C.      La doctrine de la préclusion découlant d’une question déjà tranchée et les décisions administratives

[101]                      La confirmation récente par la Cour, dans Figliola, du principe du caractère définitif sous‑jacent à la doctrine de la préclusion découlant d’une question déjà tranchée est essentielle pour assurer le respect des principes sous‑jacents de notre approche moderne du droit administratif.  L’approche préconisée par nos collègues en ne sauvegardant pas le caractère définitif des décisions sape aussi gravement ces principes.  Lorsqu’on applique la doctrine de la préclusion découlant d’une question déjà tranchée, il n’existe aucune raison de traiter la procédure administrative différemment de la procédure judiciaire au nom de l’« équité ».  Agir ainsi minerait l’ensemble du système de droit administratif.

[102]                      Dans Rasanen c.
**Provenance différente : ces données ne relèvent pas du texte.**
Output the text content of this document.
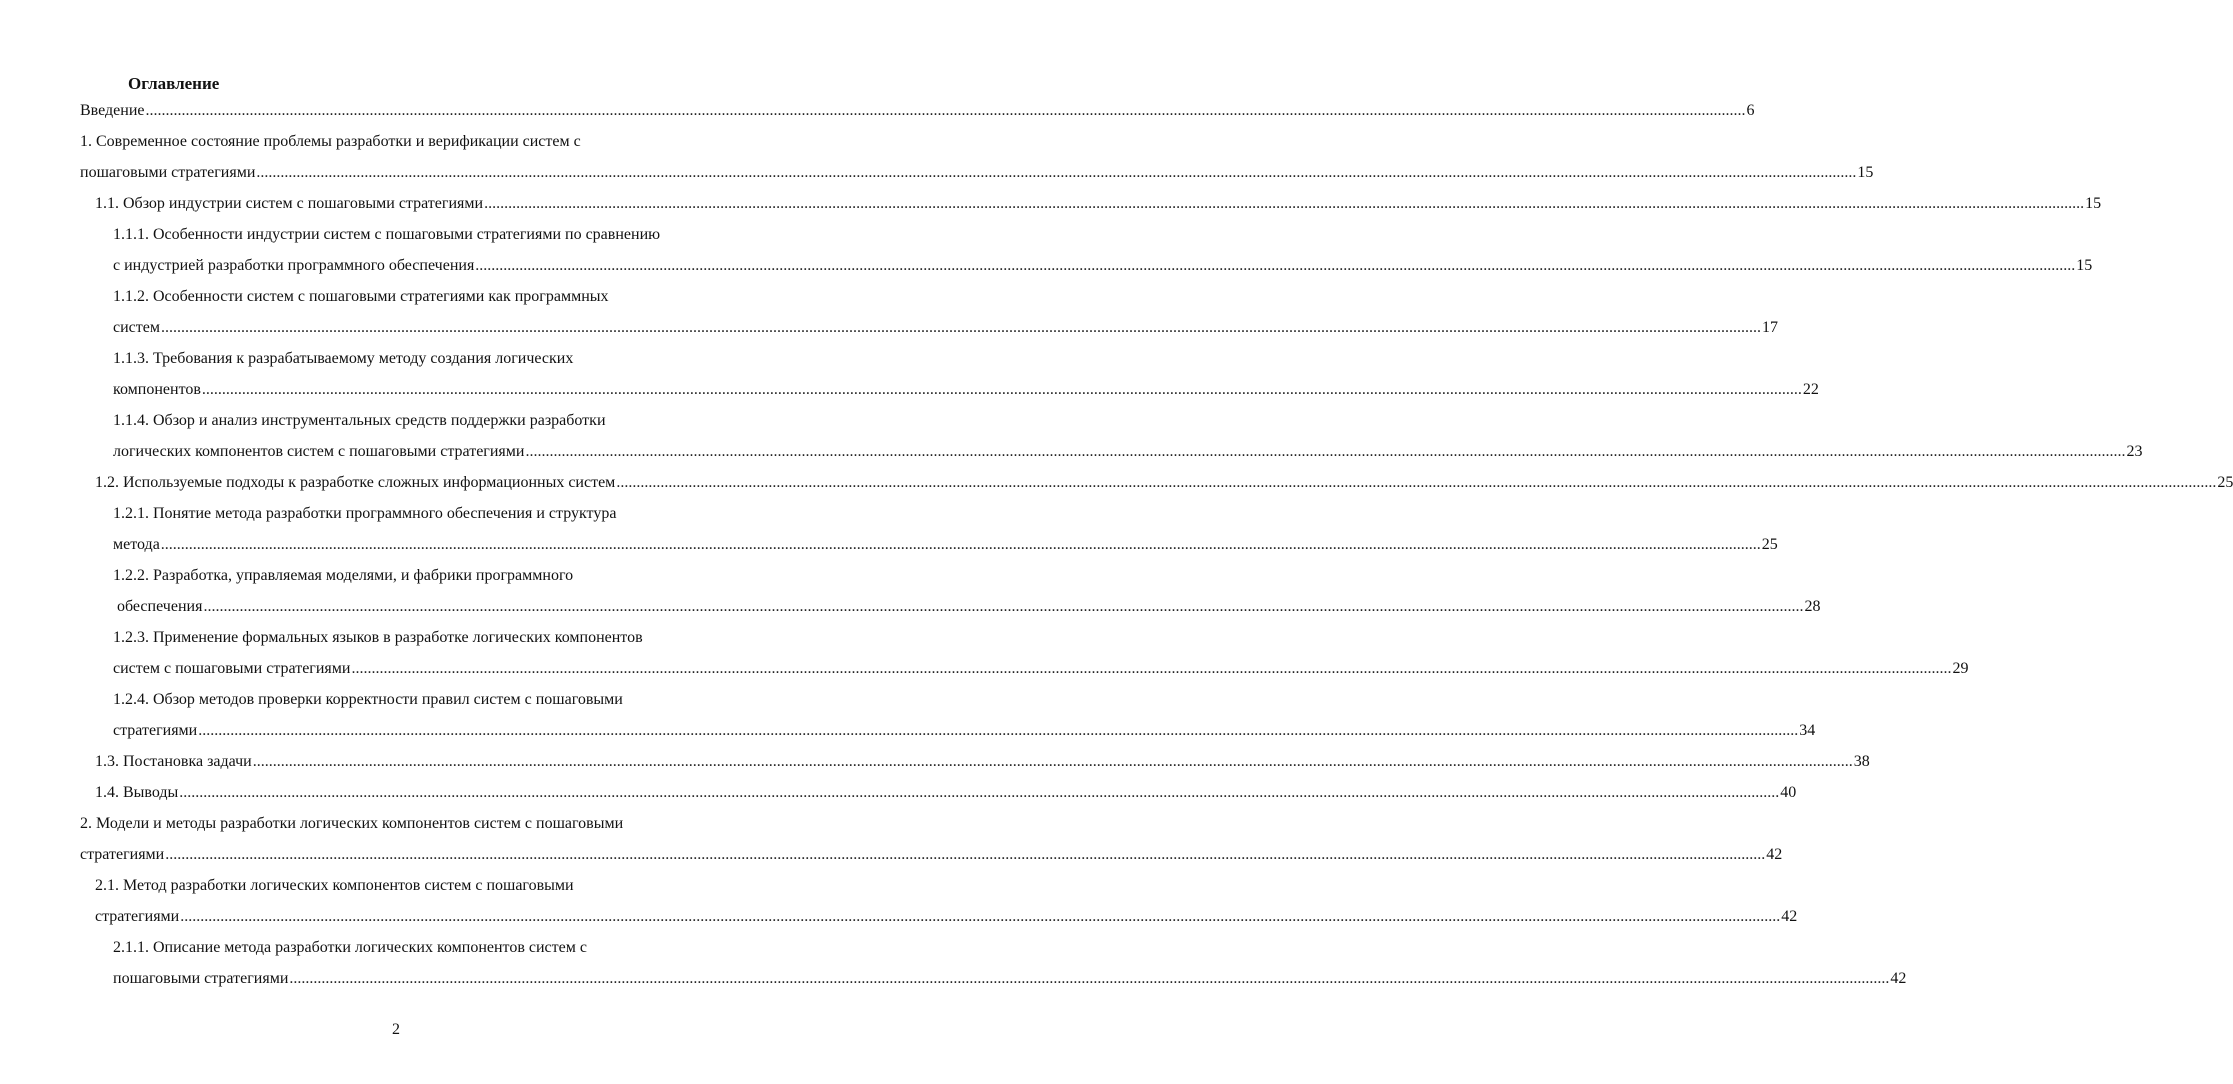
Оглавление
Введение ................................................................................................................................................................................................................................................................................................................................................................................................................ 6
1. Современное состояние проблемы разработки и верификации систем с
пошаговыми стратегиями ................................................................................................................................................................................................................................................................................................................................................................................................................ 15
1.1. Обзор индустрии систем с пошаговыми стратегиями ................................................................................................................................................................................................................................................................................................................................................................................................................ 15
1.1.1. Особенности индустрии систем с пошаговыми стратегиями по сравнению
с индустрией разработки программного обеспечения ................................................................................................................................................................................................................................................................................................................................................................................................................ 15
1.1.2. Особенности систем с пошаговыми стратегиями как программных
систем ................................................................................................................................................................................................................................................................................................................................................................................................................ 17
1.1.3. Требования к разрабатываемому методу создания логических
компонентов ................................................................................................................................................................................................................................................................................................................................................................................................................ 22
1.1.4. Обзор и анализ инструментальных средств поддержки разработки
логических компонентов систем с пошаговыми стратегиями ................................................................................................................................................................................................................................................................................................................................................................................................................ 23
1.2. Используемые подходы к разработке сложных информационных систем ................................................................................................................................................................................................................................................................................................................................................................................................................ 25
1.2.1. Понятие метода разработки программного обеспечения и структура
метода ................................................................................................................................................................................................................................................................................................................................................................................................................ 25
1.2.2. Разработка, управляемая моделями, и фабрики программного
обеспечения ................................................................................................................................................................................................................................................................................................................................................................................................................ 28
1.2.3. Применение формальных языков в разработке логических компонентов
систем с пошаговыми стратегиями ................................................................................................................................................................................................................................................................................................................................................................................................................ 29
1.2.4. Обзор методов проверки корректности правил систем с пошаговыми
стратегиями ................................................................................................................................................................................................................................................................................................................................................................................................................ 34
1.3. Постановка задачи ................................................................................................................................................................................................................................................................................................................................................................................................................ 38
1.4. Выводы ................................................................................................................................................................................................................................................................................................................................................................................................................ 40
2. Модели и методы разработки логических компонентов систем с пошаговыми
стратегиями ................................................................................................................................................................................................................................................................................................................................................................................................................ 42
2.1. Метод разработки логических компонентов систем с пошаговыми
стратегиями ................................................................................................................................................................................................................................................................................................................................................................................................................ 42
2.1.1. Описание метода разработки логических компонентов систем с
пошаговыми стратегиями ................................................................................................................................................................................................................................................................................................................................................................................................................ 42
2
Rosemount Instruments Ltd. (1994), 17 O.R. (3d) 267 (C.A.), la Cour a décrit de la manière qui suit la raison d’être des tribunaux administratifs :

                    [traduction] [Les tribunaux administratifs] ont été expressément créés à titre d’organismes indépendants comme solution de rechange au processus judiciaire et notamment à sa panoplie de procédures.  Conçus pour être plus légers, plus accessibles, moins formels et plus expéditifs, ces organismes décisionnels impartiaux devaient trancher les litiges dans leur domaine de spécialisation plus rapidement et plus facilement, mais de manière tout aussi efficace et crédible . . .
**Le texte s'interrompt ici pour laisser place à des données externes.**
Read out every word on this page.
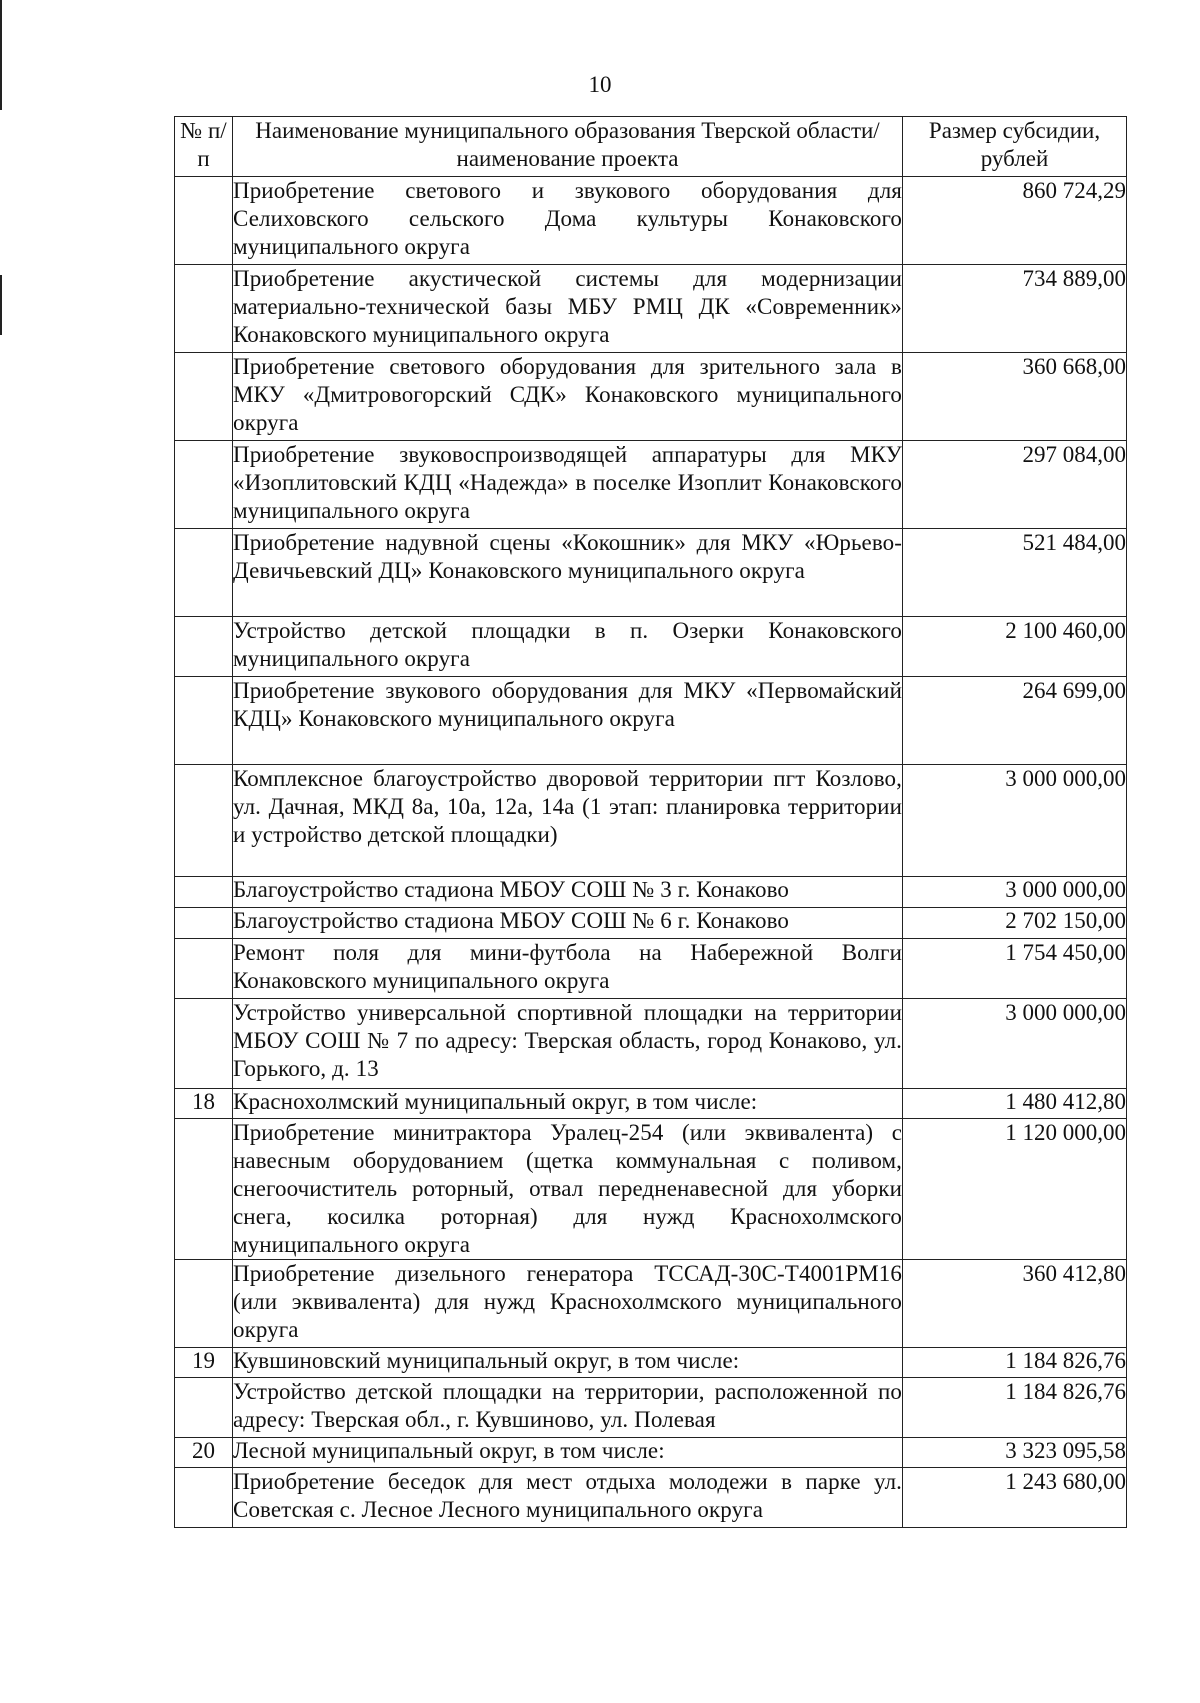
10
№ п/п	Наименование муниципального образования Тверской области/наименование проекта	Размер субсидии, рублей
	Приобретение светового и звукового оборудования для Селиховского сельского Дома культуры Конаковского муниципального округа	860 724,29
	Приобретение акустической системы для модернизации материально-технической базы МБУ РМЦ ДК «Современник» Конаковского муниципального округа	734 889,00
	Приобретение светового оборудования для зрительного зала в МКУ «Дмитровогорский СДК» Конаковского муниципального округа	360 668,00
	Приобретение звуковоспроизводящей аппаратуры для МКУ «Изоплитовский КДЦ «Надежда» в поселке Изоплит Конаковского муниципального округа	297 084,00
	Приобретение надувной сцены «Кокошник» для МКУ «Юрьево-Девичьевский ДЦ» Конаковского муниципального округа	521 484,00
	Устройство детской площадки в п. Озерки Конаковского муниципального округа	2 100 460,00
	Приобретение звукового оборудования для МКУ «Первомайский КДЦ» Конаковского муниципального округа	264 699,00
	Комплексное благоустройство дворовой территории пгт Козлово, ул. Дачная, МКД 8а, 10а, 12а, 14а (1 этап: планировка территории и устройство детской площадки)	3 000 000,00
	Благоустройство стадиона МБОУ СОШ № 3 г. Конаково	3 000 000,00
	Благоустройство стадиона МБОУ СОШ № 6 г. Конаково	2 702 150,00
	Ремонт поля для мини-футбола на Набережной Волги Конаковского муниципального округа	1 754 450,00
	Устройство универсальной спортивной площадки на территории МБОУ СОШ № 7 по адресу: Тверская область, город Конаково, ул. Горького, д. 13	3 000 000,00
18	Краснохолмский муниципальный округ, в том числе:	1 480 412,80
	Приобретение минитрактора Уралец-254 (или эквивалента) с навесным оборудованием (щетка коммунальная с поливом, снегоочиститель роторный, отвал передненавесной для уборки снега, косилка роторная) для нужд Краснохолмского муниципального округа	1 120 000,00
	Приобретение дизельного генератора ТССАД-30С-Т4001РМ16 (или эквивалента) для нужд Краснохолмского муниципального округа	360 412,80
19	Кувшиновский муниципальный округ, в том числе:	1 184 826,76
	Устройство детской площадки на территории, расположенной по адресу: Тверская обл., г. Кувшиново, ул. Полевая	1 184 826,76
20	Лесной муниципальный округ, в том числе:	3 323 095,58
	Приобретение беседок для мест отдыха молодежи в парке ул. Советская с. Лесное Лесного муниципального округа	1 243 680,00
                        . . . La méthode de règlement des litiges devant ces tribunaux peut sembler peu orthodoxe aux personnes habituées à la salle d’audience, mais bien qu’elle soit peu connue des connaisseurs des principes judiciaires, elle constitue tout autant une forme et une tribune de justice pour ses usagers.  [En italique dans l’original; p. 279‑280.]

[103]                      Lorsqu’on applique la doctrine de la préclusion découlant d’une question déjà tranchée dans le contexte du droit administratif, il est inadmissible d’invoquer les différences entre le processus et les procédures judiciaires et ceux utilisés par l’organisme administratif pour écarter le principe du caractère définitif des décisions.  On ne saurait non plus invoquer les objectifs différents visés par la procédure des tribunaux administratifs.  Autrement, toute question substantive de droit pourrait être réexaminée dans le cadre d’instances civiles ultérieures ou concurrentes, car on peut dire presque dans tous les cas que ces procédures ont des objectifs différents.  L’application discrétionnaire de la doctrine de la préclusion découlant d’une question déjà tranchée en droit administratif reconnaît que toute la panoplie de mesures de protection et de procédures ne se retrouve peut‑être pas dans le cadre d’une procédure administrative.  Cependant, ni l’absence de telles mesures ni les objectifs différents d’un processus administratif ne suffisent en eux‑mêmes pour justifier l’exercice par le tribunal de son pouvoir discrétionnaire.  En d’autres termes, la partie requérante ne peut chercher à [traduction] « s’appuyer sur des préoccupations touchant à l’équité en général qui surgissent chaque fois que la conclusion invoquée est tirée par un tribunal dont les procédures sont sommaires et dont les fonctions sont plus restreintes que celles des cours de justice » (Schweneke c. Ontario (2000), 47 O.R. (3d) 97 (C.A.), par. 41).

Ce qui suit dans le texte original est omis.